Abstract

Three seismographic stations have been established in the region of the principal underground nuclear weapons test site in the republic of Kazakhstan in the Soviet Union. Instrumentation includes both surface and borehole seismometers with a bandwidth of 100 Hz and a system dynamic range of 180 dB. Power spectra of the regional ambient ground acceleration peak between 4 and 6 Hz, and are, on average, frequency independent above 10 Hz, where levels are approximately equal to 10−15 to 10−16 (m sec−2)2Hz−1. Kazakh noise levels are roughly equivalent to those observed by the Regional Seismic Test Network between 1 and 20 Hz, and about 10 to 20 dB higher than the very low noise model for Lajitas, Texas, in the same band. Noise observed by the borehole sensors is about 10 dB less than that observed by the surface instruments above about 20 Hz under low wind conditions at two of the three Kazakh sites; borehole improvement is greater under high winds.

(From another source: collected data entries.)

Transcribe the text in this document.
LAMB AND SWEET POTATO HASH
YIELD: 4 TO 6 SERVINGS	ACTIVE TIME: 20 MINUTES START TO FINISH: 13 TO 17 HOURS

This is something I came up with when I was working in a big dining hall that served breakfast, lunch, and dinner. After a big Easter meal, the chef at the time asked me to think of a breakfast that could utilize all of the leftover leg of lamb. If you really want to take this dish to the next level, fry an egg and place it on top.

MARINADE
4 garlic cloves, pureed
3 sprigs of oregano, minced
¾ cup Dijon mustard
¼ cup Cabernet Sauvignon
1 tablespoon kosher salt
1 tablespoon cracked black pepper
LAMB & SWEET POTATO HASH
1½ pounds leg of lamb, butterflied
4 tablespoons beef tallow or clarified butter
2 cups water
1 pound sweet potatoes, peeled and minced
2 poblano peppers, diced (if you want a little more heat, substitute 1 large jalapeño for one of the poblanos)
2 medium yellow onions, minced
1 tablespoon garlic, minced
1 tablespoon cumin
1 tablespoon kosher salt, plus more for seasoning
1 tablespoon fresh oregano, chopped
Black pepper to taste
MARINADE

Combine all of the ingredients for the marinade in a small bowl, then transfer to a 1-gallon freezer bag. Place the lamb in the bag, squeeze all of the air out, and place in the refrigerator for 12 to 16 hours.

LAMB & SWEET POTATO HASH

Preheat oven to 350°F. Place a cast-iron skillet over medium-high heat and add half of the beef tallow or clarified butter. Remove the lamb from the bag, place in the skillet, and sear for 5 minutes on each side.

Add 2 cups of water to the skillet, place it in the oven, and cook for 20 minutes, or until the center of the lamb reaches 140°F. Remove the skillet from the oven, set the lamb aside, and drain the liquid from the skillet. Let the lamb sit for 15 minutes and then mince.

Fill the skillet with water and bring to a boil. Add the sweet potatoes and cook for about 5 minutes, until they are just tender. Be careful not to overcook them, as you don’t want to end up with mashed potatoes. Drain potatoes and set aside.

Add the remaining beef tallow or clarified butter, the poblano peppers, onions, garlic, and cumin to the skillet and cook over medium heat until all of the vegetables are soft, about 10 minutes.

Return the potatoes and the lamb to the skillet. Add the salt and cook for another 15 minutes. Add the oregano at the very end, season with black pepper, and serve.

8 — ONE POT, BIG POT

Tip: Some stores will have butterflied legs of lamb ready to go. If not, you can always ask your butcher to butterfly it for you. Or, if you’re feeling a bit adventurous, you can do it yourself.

The third Kazakh site, Karasu, is characterized by much higher surface noise levels (15 to 20 dB higher than the borehole levels from 4 to 40 Hz) under both low or high wind conditions, which is attributed to amplification by local site conditions and the exposed terrain. Power spectra of individual runs of ambient vertical ground acceleration measured down the borehole show that high-frequency slopes (between 10 and 80 Hz) vary between f−0.60 and f0.22, depending on wind and site conditions.